PORTLAND — Over the past 18 months, institutions of higher education across the country have decided that tough economic times call for tough academic measures, and many have responded to state budget crises by cutting humanities programs.
Letters and columns have recently lamented the prospective loss of the Latin major at the University of Maine in Orono, one example of such a cut.
I write this column to the president of the University of Maine in Orono, for our university system chancellor, and for anyone else who believes that “we can no longer afford” majors like Latin, German or philosophy in Maine.
Nothing worth saving was ever saved by cutting the humanities, least of all money.
I am a classics professor at the University of Southern Maine. I teach Latin and ancient Greek, languages lovingly referred to as “dead,” as well as ancient civilization, art, literature and history.
As I like to tell my dean, I am education on the cheap. All I need to do my job is a ramshackle classroom, a few old books and some chalk. We still have all of these at USM.
I exaggerate, of course. In fact, my students rely on my being available by email at all hours of the day and night, and every year USM’s classics program uses technology more and more deeply in its curriculum.
That said, classics, in particular, and the humanities, in general, are still terrific bargains for Maine. Humanities faculty are the lowest-paid faculty in the system. Our needs for technology, lab space and funding are the lowest of any academic division.
What is more, we deliver a high percentage of the general education courses that students in every major must take in order to graduate, courses in writing, speaking, critical reasoning and ethics.
Courses in Latin and Greek are in fact courses in English grammar and syntax. Philosophy teaches students logic and ethics. Foreign language courses offer students encounters with the diverse cultures they will meet in the global workplace.
The skills delivered by humanities programs are the skills all employers agree their employees must have, and humanities faculty deliver them for a song.
At USM, it is rare for a humanities program not to turn a profit, and even rarer for a humanities program not to cover its own expenses with the tuition dollars it generates. Maine faces tough economic times, but nickel-and-diming the humanities will not come close to solving our problems.
The programs that state and business leaders consider most important for economic growth – particularly disciplines like computer science and engineering – are the most expensive programs the system delivers, programs whose tuition dollars could never cover their costs.

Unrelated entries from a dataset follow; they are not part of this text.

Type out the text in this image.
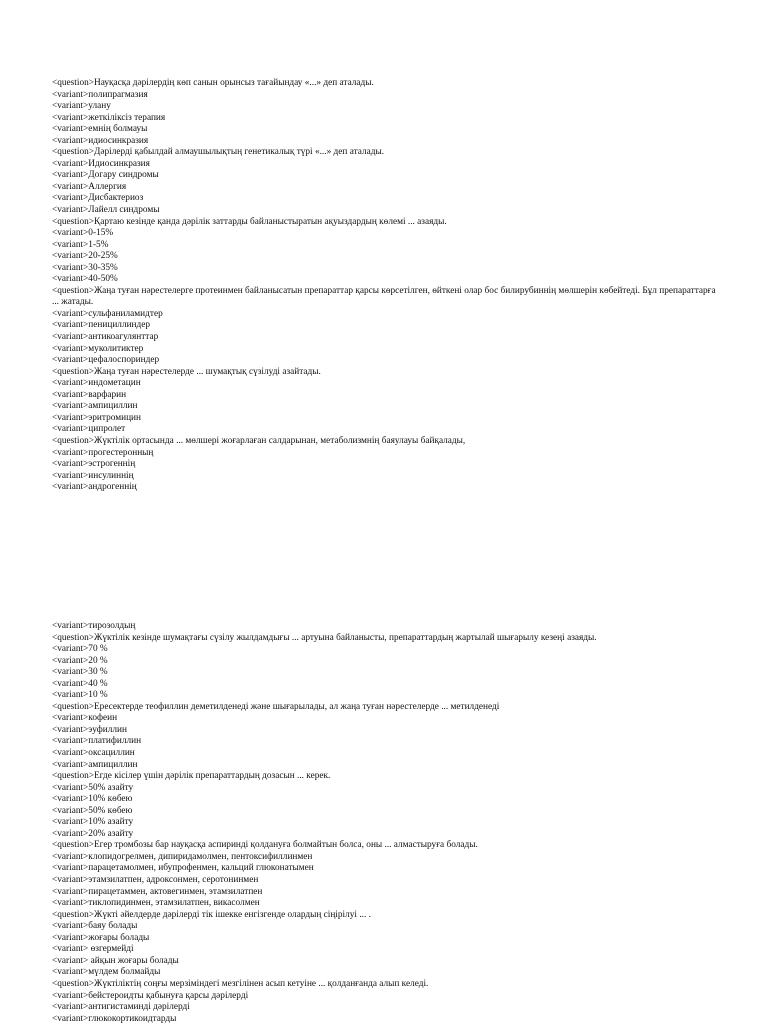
<question>Науқасқа дәрілердің көп санын орынсыз тағайындау «...» деп аталады.
<variant>полипрагмазия
<variant>улану
<variant>жеткіліксіз терапия
<variant>емнің болмауы
<variant>идиосинкразия
<question>Дәрілерді қабылдай алмаушылықтың генетикалық түрі «...» деп аталады.
<variant>Идиосинкразия
<variant>Догару синдромы
<variant>Аллергия
<variant>Дисбактериоз
<variant>Лайелл синдромы
<question>Қартаю кезінде қанда дәрілік заттарды байланыстыратын ақуыздардың көлемі ... азаяды.
<variant>0-15%
<variant>1-5%
<variant>20-25%
<variant>30-35%
<variant>40-50%
<question>Жаңа туған нәрестелерге протеинмен байланысатын препараттар қарсы көрсетілген, өйткені олар бос билирубиннің мөлшерін көбейтеді. Бұл препараттарға ... жатады.
<variant>сульфаниламидтер
<variant>пенициллиндер
<variant>антикоагулянттар
<variant>муколитиктер
<variant>цефалоспориндер
<question>Жаңа туған нәрестелерде ... шумақтық сүзілуді азайтады.
<variant>индометацин
<variant>варфарин
<variant>ампициллин
<variant>эритромицин
<variant>ципролет
<question>Жүктілік ортасында ... мөлшері жоғарлаған салдарынан, метаболизмнің баяулауы байқалады,
<variant>прогестеронның
<variant>эстрогеннің
<variant>инсулиннің
<variant>андрогеннің
<variant>тирозолдың
<question>Жүктілік кезінде шумақтағы сүзілу жылдамдығы ... артуына байланысты, препараттардың жартылай шығарылу кезеңі азаяды.
<variant>70 %
<variant>20 %
<variant>30 %
<variant>40 %
<variant>10 %
<question>Ересектерде теофиллин деметилденеді және шығарылады, ал жаңа туған нәрестелерде ... метилденеді
<variant>кофеин
<variant>эуфиллин
<variant>платифиллин
<variant>оксациллин
<variant>ампициллин
<question>Егде кісілер үшін дәрілік препараттардың дозасын ... керек.
<variant>50% азайту
<variant>10% көбею
<variant>50% көбею
<variant>10% азайту
<variant>20% азайту
<question>Егер тромбозы бар науқасқа аспиринді қолдануға болмайтын болса, оны ... алмастыруға болады.
<variant>клопидогрелмен, дипиридамолмен, пентоксифиллинмен
<variant>парацетамолмен, ибупрофенмен, кальций глюконатымен
<variant>этамзилатпен, адроксонмен, серотонинмен
<variant>пирацетаммен, актовегинмен, этамзилатпен
<variant>тиклопидинмен, этамзилатпен, викасолмен
<question>Жүкті әйелдерде дәрілерді тік ішекке енгізгенде олардың сіңірілуі ... .
<variant>баяу болады
<variant>жоғары болады
<variant> өзгермейді
<variant> айқын жоғары болады
<variant>мүлдем болмайды
<question>Жүктіліктің соңғы мерзіміндегі мезгілінен асып кетуіне ... қолданғанда алып келеді.
<variant>бейстероидты қабынуға қарсы дәрілерді
<variant>антигистаминді дәрілерді
<variant>глюкокортикоидтарды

Moreover, Maine takes great pride in its seven independent campuses that offer economic and cultural support to some of Maine’s most remote regions. Am I advocating cutting funding to engineering or computer science or closing system campuses? By no means. It would be laughable for me, an academic devoting my life to public education in Maine, to advocate for such things.
Instead, I offer a simple message: High-quality higher education is expensive. If we want education in the latest technology, and if the university system wants to continue to serve the state from seven different campuses, we must agree to pay for it.
Cutting the humanities is unlikely to save any money at all in the long term – in fact, cutting the humanities might cut into university revenues that help subsidize more expensive programs. Most important, cutting the humanities will do damage to the academic reputation of the system and the state, making Maine a much less attractive option for out-of-state students and their tuition dollars.
We all want high-quality higher education in Maine; indeed, many of us see high-quality higher education as the way out of our economic troubles.
Instead of killing the humanities by a thousand cuts, we as a state must decide that we truly value excellent education and put our money – our taxes – where our mouths are.